Les organismes de bassins versants de l’Outaouais ont récemment reçu du financement pour leurs activités.

Organismes de bassins versants: une enveloppe de 351 000$ pour développer un plan d’action

Sept organismes de bassins versants (OBV) se partageront une somme de 351 304 $ sur trois ans afin de développer un plan régional de gestion intégrée de l’eau sur la portion québécoise de la rivière des Outaouais.

Le ministre responsable de l’Outaouais et député de Papineau, Mathieu Lacombe, en a fait l’annonce vendredi matin, à Montebello, au nom du ministre de l’Environnement et de la Lutte contre les changements climatiques, Benoit Charette.
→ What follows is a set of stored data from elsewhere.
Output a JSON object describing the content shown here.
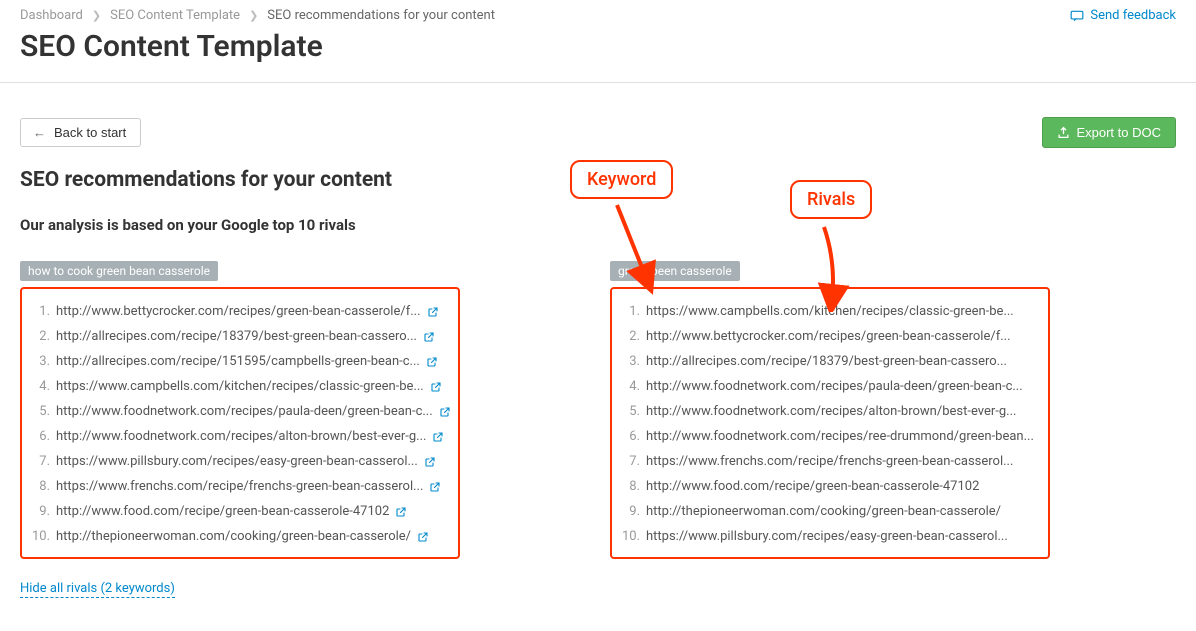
{
  "breadcrumb": {
    "item1": "Dashboard",
    "item2": "SEO Content Template",
    "item3": "SEO recommendations for your content"
  },
  "feedback": {
    "label": "Send feedback"
  },
  "page_title": "SEO Content Template",
  "back_button": "Back to start",
  "export_button": "Export to DOC",
  "subheading": "SEO recommendations for your content",
  "analysis_heading": "Our analysis is based on your Google top 10 rivals",
  "callout_keyword": "Keyword",
  "callout_rivals": "Rivals",
  "hide_link": "Hide all rivals (2 keywords)",
  "col1": {
    "tag": "how to cook green bean casserole",
    "items": [
      "http://www.bettycrocker.com/recipes/green-bean-casserole/f...",
      "http://allrecipes.com/recipe/18379/best-green-bean-cassero...",
      "http://allrecipes.com/recipe/151595/campbells-green-bean-c...",
      "https://www.campbells.com/kitchen/recipes/classic-green-be...",
      "http://www.foodnetwork.com/recipes/paula-deen/green-bean-c...",
      "http://www.foodnetwork.com/recipes/alton-brown/best-ever-g...",
      "https://www.pillsbury.com/recipes/easy-green-bean-casserol...",
      "https://www.frenchs.com/recipe/frenchs-green-bean-casserol...",
      "http://www.food.com/recipe/green-bean-casserole-47102",
      "http://thepioneerwoman.com/cooking/green-bean-casserole/"
    ]
  },
  "col2": {
    "tag": "green been casserole",
    "items": [
      "https://www.campbells.com/kitchen/recipes/classic-green-be...",
      "http://www.bettycrocker.com/recipes/green-bean-casserole/f...",
      "http://allrecipes.com/recipe/18379/best-green-bean-cassero...",
      "http://www.foodnetwork.com/recipes/paula-deen/green-bean-c...",
      "http://www.foodnetwork.com/recipes/alton-brown/best-ever-g...",
      "http://www.foodnetwork.com/recipes/ree-drummond/green-bean...",
      "https://www.frenchs.com/recipe/frenchs-green-bean-casserol...",
      "http://www.food.com/recipe/green-bean-casserole-47102",
      "http://thepioneerwoman.com/cooking/green-bean-casserole/",
      "https://www.pillsbury.com/recipes/easy-green-bean-casserol..."
    ]
  }
}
Piloté par le Regroupement des organismes de bassins versants du Québec (ROBVQ), le projet de partenariat regroupera dans ses rangs l’OBV du Témiscamingue, l’Agence de bassin versant des 7, le Comité de bassin versant de la rivière du Lièvre, l’OBV des rivières Rouge, Petite Nation et Saumon, l’OBV de la rivière du Nord, le Conseil du bassin versant de la région de Vaudreuil-Soulanges et le Conseil des bassins versants des Mille-Îles. La Table de concertation régionale (TCR) Haut-Saint-Laurent-Grand Montréal et le ministère de l’Environnement et de la Lutte contre les changements climatiques participeront également à la réflexion.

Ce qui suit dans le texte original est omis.